The second stage, which begins in childhood and continues through life, involves being an individual without becoming self-absorbed. In this stage, we learn about the importance of relationships and the needs of others.

"In a culture of individualism, in a sense gone to the extreme after an era of herd mentality both in the church and in society, I suspect that we live in a privileged time when we can hopefully begin to navigate to a midpoint where the individual and the community become respected," Fr. Shillcox said.

This stage calls on us to learn to deal properly with guilt, neither indulging in feelings that can make us think we can control the whole world, or ignoring pangs of guilt.

"Guilt as an emotion is given by God. It helps our moral compass keep us on the right track. The gifts of humility, candor, honesty, the sacrament of reconciliation, spiritual direction, close friendship, loving family relationship give us the chance to say 'I was wrong'; 'I'm not perfect'; 'I can deal with it'; 'I can move beyond,' " Fr. Shillcox said.

The third stage involves accepting imperfection in the world, ourselves, friends and spouse.
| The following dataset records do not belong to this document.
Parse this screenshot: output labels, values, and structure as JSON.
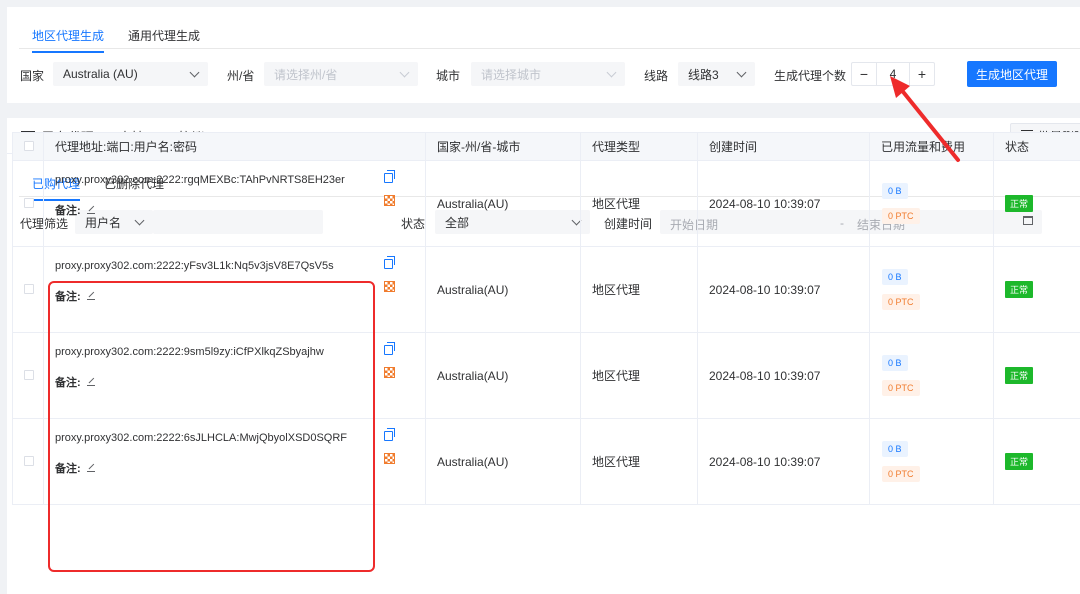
{
  "top_tabs": [
    {
      "label": "地区代理生成",
      "active": true
    },
    {
      "label": "通用代理生成",
      "active": false
    }
  ],
  "form": {
    "country_label": "国家",
    "country_value": "Australia (AU)",
    "state_label": "州/省",
    "state_placeholder": "请选择州/省",
    "city_label": "城市",
    "city_placeholder": "请选择城市",
    "line_label": "线路",
    "line_value": "线路3",
    "count_label": "生成代理个数",
    "count_value": "4",
    "minus": "−",
    "plus": "+",
    "generate_button": "生成地区代理"
  },
  "list": {
    "title": "已有代理 ( 只支持HTTP协议 )",
    "batch_delete": "批量删除",
    "tabs": [
      {
        "label": "已购代理",
        "active": true
      },
      {
        "label": "已删除代理",
        "active": false
      }
    ],
    "filter_label": "代理筛选",
    "filter_field": "用户名",
    "status_label": "状态",
    "status_value": "全部",
    "created_label": "创建时间",
    "start_placeholder": "开始日期",
    "range_sep": "-",
    "end_placeholder": "结束日期",
    "columns": [
      "代理地址:端口:用户名:密码",
      "国家-州/省-城市",
      "代理类型",
      "创建时间",
      "已用流量和费用",
      "状态"
    ],
    "note_label": "备注:",
    "rows": [
      {
        "address": "proxy.proxy302.com:2222:rgqMEXBc:TAhPvNRTS8EH23er",
        "region": "Australia(AU)",
        "type": "地区代理",
        "created": "2024-08-10 10:39:07",
        "traffic": "0 B",
        "cost": "0 PTC",
        "status": "正常"
      },
      {
        "address": "proxy.proxy302.com:2222:yFsv3L1k:Nq5v3jsV8E7QsV5s",
        "region": "Australia(AU)",
        "type": "地区代理",
        "created": "2024-08-10 10:39:07",
        "traffic": "0 B",
        "cost": "0 PTC",
        "status": "正常"
      },
      {
        "address": "proxy.proxy302.com:2222:9sm5l9zy:iCfPXlkqZSbyajhw",
        "region": "Australia(AU)",
        "type": "地区代理",
        "created": "2024-08-10 10:39:07",
        "traffic": "0 B",
        "cost": "0 PTC",
        "status": "正常"
      },
      {
        "address": "proxy.proxy302.com:2222:6sJLHCLA:MwjQbyolXSD0SQRF",
        "region": "Australia(AU)",
        "type": "地区代理",
        "created": "2024-08-10 10:39:07",
        "traffic": "0 B",
        "cost": "0 PTC",
        "status": "正常"
      }
    ]
  },
  "colors": {
    "primary": "#1677ff",
    "annotation_red": "#ee2b2b",
    "status_green": "#1db82b",
    "cost_orange": "#f07c2e"
  }
}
That means, he said, accepting that, in all our relationships, the initial infatuation and idealism will be replaced by disappointment, then drudgery and, finally, bliss. Accepting that the honeymoon doesn't last lets us live in reality.

The final stage -- mid-life to the end -- forces us to accept the sad reality that, physically, we are declining and will die.

The challenge is to let go of what we need to and "to savor what has been good and honor what has been lost," he said. "This is the business of our faith as Christians. If our hopes in Christ are limited to this life only, they are the most pitiable of hopes. But praise to God, our hopes are beyond this world, a hope that draws its purpose from the raising of the dead."

Fr. Shillcox said when people move from their homes to assisted living centers, they know what is most important: medicines, family photos and a few religious symbols.

The trick, he said, is to practice such Gospel simplicity long before we near the end of life and to accept that, even though no one is perfect, we all are blessed and loved by God.

We also could apply this same theological and psychological approach to the current sexual abuse scandal in the church, he said.

"We need to deal with compassion toward all who are involved and also to put to flight the illusion that anybody -- priest, bishop, the Holy Father himself -- can be perfect in this life. Only Christ has that perfection."